Geralmente, no tráfico e roubo os juízes que atuam tendem a ser mais severos com as penas aplicadas. Mesmo assim, no tráfico, se não tiver tudo comprovado não tem punição. Porém, quando você chega no caso do ex-presidente Lula e lê a sentença do juiz Sérgio Moro em relação ao Triplex, não existem provas. 

Alguns argumentam que o juiz tem o direito de interpretar e ser convencido, como fizeram advogados que querem agradar o diabo dos jornais e deus do respeito ao direito. Entretanto, não existe no direito penal esse padrão de se provar convicção em cima de delações onde está mais do que comprovado que os procuradores induzem os delatores a mencionar Lula em qualquer hipótese, mesmo sem ter a prova. Esse quadro é uma exceção. Ao mesmo tempo, quando você pega esse tipo de abuso e tenta dividir por grupos políticos percebe que com o PSDB isso nunca acontece, diferente do PT, onde alguns dos seus membros, como o João Vacari Neto, foram condenados em cima de delações, sem provas. 

Por que, então, o outro lado político não sofre os mesmos abusos?
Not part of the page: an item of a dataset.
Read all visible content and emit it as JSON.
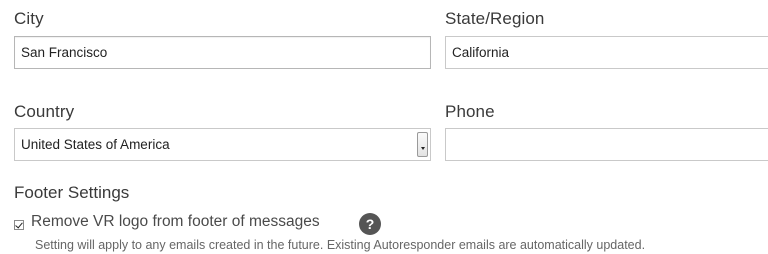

No Supremo Tribunal Federal, onde estão os processos dos políticos, ou seja, do pessoal com foro privilegiado, como Aécio Neves, José Serra e Geraldo Alckmin, tem um problema sério que são os sorteios dos processos para os ministros. Teoricamente, esse sorteio é baseado em um algorítimo que faz o cálculo das probabilidades e entrega o processo para o ministro com menos ações no momento. 

Mas há uma suspeita muito pesada de que acima desse algorítimo tem uma gambiarra que permite a uma pessoa, sem o conhecimento das demais, imputar os nomes dos ministros que vão ser sorteados. Ou seja, tem um determinado processo e quero que caia com o ministro Gilmar Mendes, ou com Alexandre de Moraes, então coloco o nome deles especificamente. Essa é uma suspeita que está crescendo muito e vai exigir, em um certo momento, que a presidente do Supremo, a ministra Carmem Lúcia, faça uma auditoria no sistema porque é impossível, probabilisticamente, o que está ocorrendo. 
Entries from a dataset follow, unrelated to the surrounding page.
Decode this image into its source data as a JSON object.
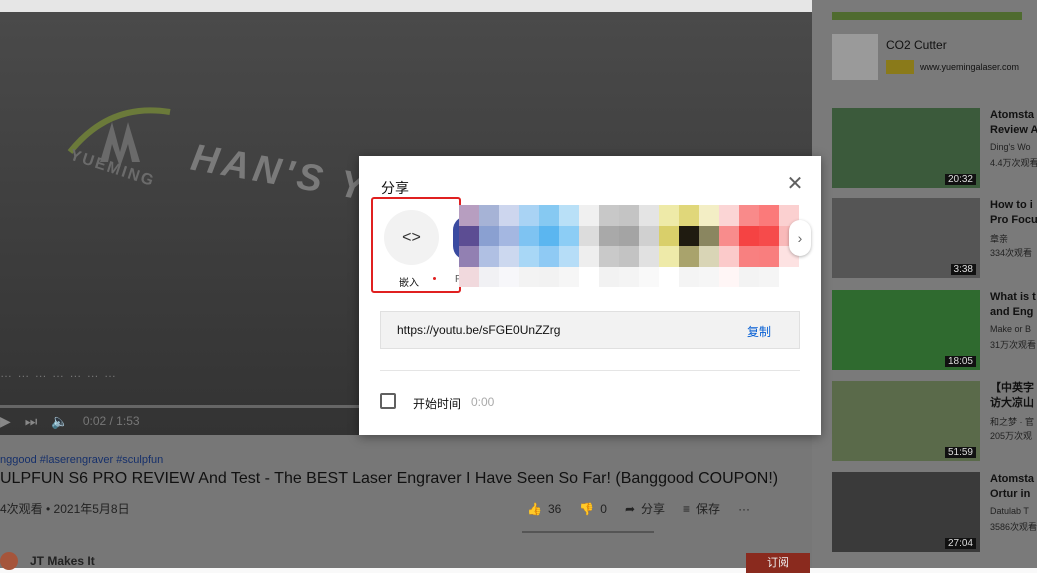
{
  "player": {
    "logo_text": "YUEMING",
    "hans_text": "HAN'S Y",
    "subtitle": "… … … … … … …",
    "time": "0:02 / 1:53"
  },
  "video": {
    "hashtags": "nggood #laserengraver #sculpfun",
    "title": "ULPFUN S6 PRO REVIEW And Test - The BEST Laser Engraver I Have Seen So Far! (Banggood COUPON!)",
    "meta": "4次观看 • 2021年5月8日",
    "likes": "36",
    "dislikes": "0",
    "share_label": "分享",
    "save_label": "保存",
    "more": "···",
    "channel_name": "JT Makes It",
    "subscribe_label": "订阅"
  },
  "sidebar": {
    "ad": {
      "title": "CO2 Cutter",
      "url": "www.yuemingalaser.com"
    },
    "recs": [
      {
        "title": "Atomsta",
        "line2": "Review A",
        "meta1": "Ding's Wo",
        "meta2": "4.4万次观看",
        "duration": "20:32"
      },
      {
        "title": "How to i",
        "line2": "Pro Focu",
        "meta1": "章亲",
        "meta2": "334次观看",
        "duration": "3:38"
      },
      {
        "title": "What is t",
        "line2": "and Eng",
        "meta1": "Make or B",
        "meta2": "31万次观看",
        "duration": "18:05"
      },
      {
        "title": "【中英字",
        "line2": "访大凉山",
        "meta1": "和之梦 · 官",
        "meta2": "205万次观",
        "duration": "51:59"
      },
      {
        "title": "Atomsta",
        "line2": "Ortur in",
        "meta1": "Datulab T",
        "meta2": "3586次观看",
        "duration": "27:04"
      }
    ]
  },
  "dialog": {
    "title": "分享",
    "embed_label": "嵌入",
    "partial_label": "F",
    "next_icon": "›",
    "url": "https://youtu.be/sFGE0UnZZrg",
    "copy_label": "复制",
    "start_label": "开始时间",
    "start_time": "0:00",
    "colors": {
      "accent": "#065fd4",
      "highlight": "#e02020"
    }
  }
}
Vamos tirar a prova nos próximos dias, com o caso de José Serra sob quem foi aberto um inquérito que entrou no Supremo. Vamos esperar quem será o sorteado para receber essa ação. No Tribunal Superior Eleitoral, também a mesma coisa: nas horas críticas os processos caem sempre com o Gilmar Mendes. Em outros tribunais não temos certeza se as mesmas suspeitas podem ser aplicadas. No caso da Lava Jato, por exemplo, todas as ações contra o ex-presidente Lula caem com o Desembargador Gebran Neto que é amigo do Sérgio Moro, endossador das teses do juiz que coordena na Lava Jato. 

Essas suspeitas, sobretudo sobre o Supremo Tribunal Federal, de que pode haver manipulação dos sorteios, são baseadas em indícios veementes. Estamos falando da instituição mais relevante, daquela que defende a Constituição. Essa suspeita vai aumentar e vai chegar o momento em que vai ter que se abrir a caixa preta - o que é obrigatório por lei - para auditar o que está acontecendo.

Além dessa questão, temos ainda a própria posição política de advogados, juízes e desembargadores. Neste final de semana, por exemplo, comentei sobre um advogado que saiu na Folha escrevendo sobre a Lava Jato de uma forma horrorosa porque admitiu que a condenação de Lula foi feita sem provas, por outro lado argumentando que o juiz Moro se convenceu. Então, no texto, achamos que o advogado endossa a tese de Moro, mas no meio do artigo, mais escondido, ele coloca uma ressalva contrária ao entendimento do juiz de Curitiba. 

Outro exemplo é de Luís Francisco Carvalho Filho, um grande advogado, um penalista fantástico da melhor estirpe. Ele sabe que está tudo imoral na ação do Moro contra o Lula. Ele diz que tem certeza que Lula não enriqueceu ilicitamente, por outro lado, acredita que o ex-presidente se beneficiou da amizade com os empreiteiros. Então, ele justifica que a saída de Moro é investir na sentença, já que não pode admitir os erros da falta de provas. Apesar de ser um grande cara, o Chico erra porque se o sujeito recebeu benefícios mínimos de uma empreiteira, é certo ele ser condenado como um corrupto? E, ainda, é certo condenar ele por reagir contra essa acusação? Não tem lógica defender isso, Luis Francisco! Você precisa pegar a sua função de grande penalista e fazer uma análise crítica real do que está acontecendo.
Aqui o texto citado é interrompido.